Simplified supply chain management. Having a standard tree also simplifies the associated equipment, including tube hangers. Horizontal tube hangers that connect to bespoke vertical trees may have over 150 part numbers. But there are only two part numbers for horizontal tube hangers associated with the standard tree. This simplification can generate significant savings in purchasing and supply chain management. Standard tube hanger spares also can be shared among operators in the same way as tree equipment.
The oil industry and beyond. Aker Solutions has sold over 100 standardized subsea trees into the oil and industry and beyond. These trees have been installed in the facilities of three different subsea operators, proving that the unit is truly standardized for the industry. Even though the standardized tree was designed for the oil and gas environment, studies show that it will also work in the carbon capture environment.

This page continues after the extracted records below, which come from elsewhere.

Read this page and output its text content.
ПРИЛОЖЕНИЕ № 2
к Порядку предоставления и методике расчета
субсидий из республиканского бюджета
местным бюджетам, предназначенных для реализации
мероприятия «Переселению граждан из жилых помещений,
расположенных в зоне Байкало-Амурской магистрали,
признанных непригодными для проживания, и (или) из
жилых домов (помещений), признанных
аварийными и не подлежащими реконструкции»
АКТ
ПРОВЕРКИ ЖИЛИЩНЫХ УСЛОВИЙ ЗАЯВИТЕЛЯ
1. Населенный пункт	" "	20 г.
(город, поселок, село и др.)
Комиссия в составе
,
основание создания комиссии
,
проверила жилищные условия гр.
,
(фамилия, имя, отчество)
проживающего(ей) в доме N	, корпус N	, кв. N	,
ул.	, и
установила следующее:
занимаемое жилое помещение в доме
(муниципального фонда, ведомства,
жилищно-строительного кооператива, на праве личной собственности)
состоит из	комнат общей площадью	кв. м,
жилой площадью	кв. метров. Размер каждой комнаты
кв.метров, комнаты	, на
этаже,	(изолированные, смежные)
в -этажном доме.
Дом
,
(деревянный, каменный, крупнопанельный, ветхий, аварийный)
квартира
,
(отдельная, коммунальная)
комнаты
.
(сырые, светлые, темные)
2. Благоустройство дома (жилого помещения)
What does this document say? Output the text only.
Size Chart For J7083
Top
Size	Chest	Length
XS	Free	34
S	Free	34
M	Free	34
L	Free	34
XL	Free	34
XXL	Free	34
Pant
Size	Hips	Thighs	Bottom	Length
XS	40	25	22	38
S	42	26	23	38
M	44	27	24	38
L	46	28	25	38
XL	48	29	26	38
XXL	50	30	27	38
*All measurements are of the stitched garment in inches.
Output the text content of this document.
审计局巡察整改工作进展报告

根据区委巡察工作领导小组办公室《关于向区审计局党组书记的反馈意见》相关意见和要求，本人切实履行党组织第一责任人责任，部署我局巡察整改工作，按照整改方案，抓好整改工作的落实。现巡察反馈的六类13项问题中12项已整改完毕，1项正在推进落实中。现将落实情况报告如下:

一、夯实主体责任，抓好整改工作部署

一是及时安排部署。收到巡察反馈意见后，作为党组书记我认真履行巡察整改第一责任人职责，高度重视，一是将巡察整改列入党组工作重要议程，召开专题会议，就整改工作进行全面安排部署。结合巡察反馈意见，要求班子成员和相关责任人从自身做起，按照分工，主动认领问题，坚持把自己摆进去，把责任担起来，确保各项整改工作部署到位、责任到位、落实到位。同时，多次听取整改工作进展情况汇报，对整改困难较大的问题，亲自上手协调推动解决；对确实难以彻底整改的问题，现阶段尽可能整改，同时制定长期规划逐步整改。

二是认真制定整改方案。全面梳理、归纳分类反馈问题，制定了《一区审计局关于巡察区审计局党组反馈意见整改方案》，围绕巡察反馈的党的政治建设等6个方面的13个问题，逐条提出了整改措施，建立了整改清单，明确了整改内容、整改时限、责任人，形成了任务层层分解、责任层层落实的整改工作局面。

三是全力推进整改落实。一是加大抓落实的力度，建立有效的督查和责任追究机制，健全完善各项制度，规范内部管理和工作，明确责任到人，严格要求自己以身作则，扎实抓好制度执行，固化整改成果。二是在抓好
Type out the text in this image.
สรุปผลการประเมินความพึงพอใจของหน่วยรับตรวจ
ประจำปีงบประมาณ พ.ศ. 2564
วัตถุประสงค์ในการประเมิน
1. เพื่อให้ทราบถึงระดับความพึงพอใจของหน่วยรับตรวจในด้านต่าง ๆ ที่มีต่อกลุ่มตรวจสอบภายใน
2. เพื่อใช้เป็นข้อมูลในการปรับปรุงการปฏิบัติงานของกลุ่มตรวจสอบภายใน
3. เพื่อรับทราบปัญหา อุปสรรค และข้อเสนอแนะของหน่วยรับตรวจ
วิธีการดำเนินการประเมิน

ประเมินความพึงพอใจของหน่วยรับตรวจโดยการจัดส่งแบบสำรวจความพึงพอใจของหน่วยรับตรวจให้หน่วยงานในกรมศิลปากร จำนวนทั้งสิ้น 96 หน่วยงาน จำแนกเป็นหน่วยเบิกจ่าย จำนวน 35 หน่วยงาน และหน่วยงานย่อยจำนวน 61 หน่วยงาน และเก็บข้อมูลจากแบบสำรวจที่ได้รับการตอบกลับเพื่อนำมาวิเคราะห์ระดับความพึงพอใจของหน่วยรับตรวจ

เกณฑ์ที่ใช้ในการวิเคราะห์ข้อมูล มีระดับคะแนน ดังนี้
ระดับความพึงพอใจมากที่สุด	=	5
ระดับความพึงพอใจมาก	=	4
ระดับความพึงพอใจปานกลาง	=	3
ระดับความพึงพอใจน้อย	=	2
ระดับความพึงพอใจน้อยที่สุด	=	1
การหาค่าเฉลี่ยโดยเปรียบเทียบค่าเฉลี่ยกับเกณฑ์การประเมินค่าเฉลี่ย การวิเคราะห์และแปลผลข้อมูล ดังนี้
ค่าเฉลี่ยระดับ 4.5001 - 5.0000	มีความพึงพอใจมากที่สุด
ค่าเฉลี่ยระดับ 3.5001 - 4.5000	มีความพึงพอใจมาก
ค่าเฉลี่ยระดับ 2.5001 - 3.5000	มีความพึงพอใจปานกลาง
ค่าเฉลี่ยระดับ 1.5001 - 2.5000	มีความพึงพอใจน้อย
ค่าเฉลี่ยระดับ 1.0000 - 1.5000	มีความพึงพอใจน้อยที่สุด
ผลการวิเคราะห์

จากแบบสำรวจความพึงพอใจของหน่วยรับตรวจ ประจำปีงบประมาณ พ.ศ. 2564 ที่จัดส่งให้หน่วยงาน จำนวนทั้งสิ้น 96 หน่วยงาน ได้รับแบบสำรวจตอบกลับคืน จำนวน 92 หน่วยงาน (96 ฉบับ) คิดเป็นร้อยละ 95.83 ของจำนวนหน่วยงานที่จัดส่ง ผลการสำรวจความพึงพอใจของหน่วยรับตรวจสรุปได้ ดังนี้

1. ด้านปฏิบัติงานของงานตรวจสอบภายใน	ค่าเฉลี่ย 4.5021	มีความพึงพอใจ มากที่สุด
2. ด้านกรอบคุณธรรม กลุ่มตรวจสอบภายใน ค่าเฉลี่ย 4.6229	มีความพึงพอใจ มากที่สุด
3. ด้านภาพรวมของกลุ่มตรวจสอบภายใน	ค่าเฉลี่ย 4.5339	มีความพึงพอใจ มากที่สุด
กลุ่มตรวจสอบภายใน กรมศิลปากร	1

At the Northern Lights project off Norway, for example, Aker Solutions will provide its standardized subsea tree technology as part of the equipment required to inject captured CO2 into a reservoir for permanent storage. This project will contribute directly to carbon reductions that are expected to be 1.5 million metric tons per year in the first phase, starting in 2024. Over time, the subsea tree standard for CCS may be refined to create an optimum unit for that environment, which could differ from the current standard. Nevertheless, the starting point of an oil and gas subsea tree makes this refinement over time incremental rather than starting from scratch, Fig. 3.
On the human side, standardization can lead to a perception that engineering products are becoming more of a commodity, resulting in lower demand for engineers. However, experience documents that engineers released from repetitive tasks contribute to more value-adding work. There are significant benefits to be gained in many areas of engineering projects with the right level of focus, innovation, and engineering skills. Engineers seldom have time to explore these opportunities, due to the load of routine engineering tasks.
Standardization allows more freedom and creates opportunities for engineering advances. This includes developments in related industries like carbon capture. At the same time, engineers can accelerate project schedules, making more projects economically justifiable and increasing profitability for engineering companies and operators.
Next steps. Oil and gas operators and the carbon capture industry are moving toward standardization. Due to the radical nature of this change from the bespoke philosophy of several decades, it will take time to change the culture of the industry. However, we are likely to see other components follow a path similar to that of the subsea tree, as the benefits of standardization become more visible.
The new subsea trees have contributed to a higher level of standardization of control modules. Engineers are working on taking these initial steps further for control modules, structures and other subsea engineering components, using the same principles that have proved successful with the tree product. The level of standardization will differ for different parts, because some components are highly dependent on the process parameters of the well or the physical conditions, including depth and seabed conditions. Nevertheless, those functions and features that can be standardized will help to simplify future engineering designs.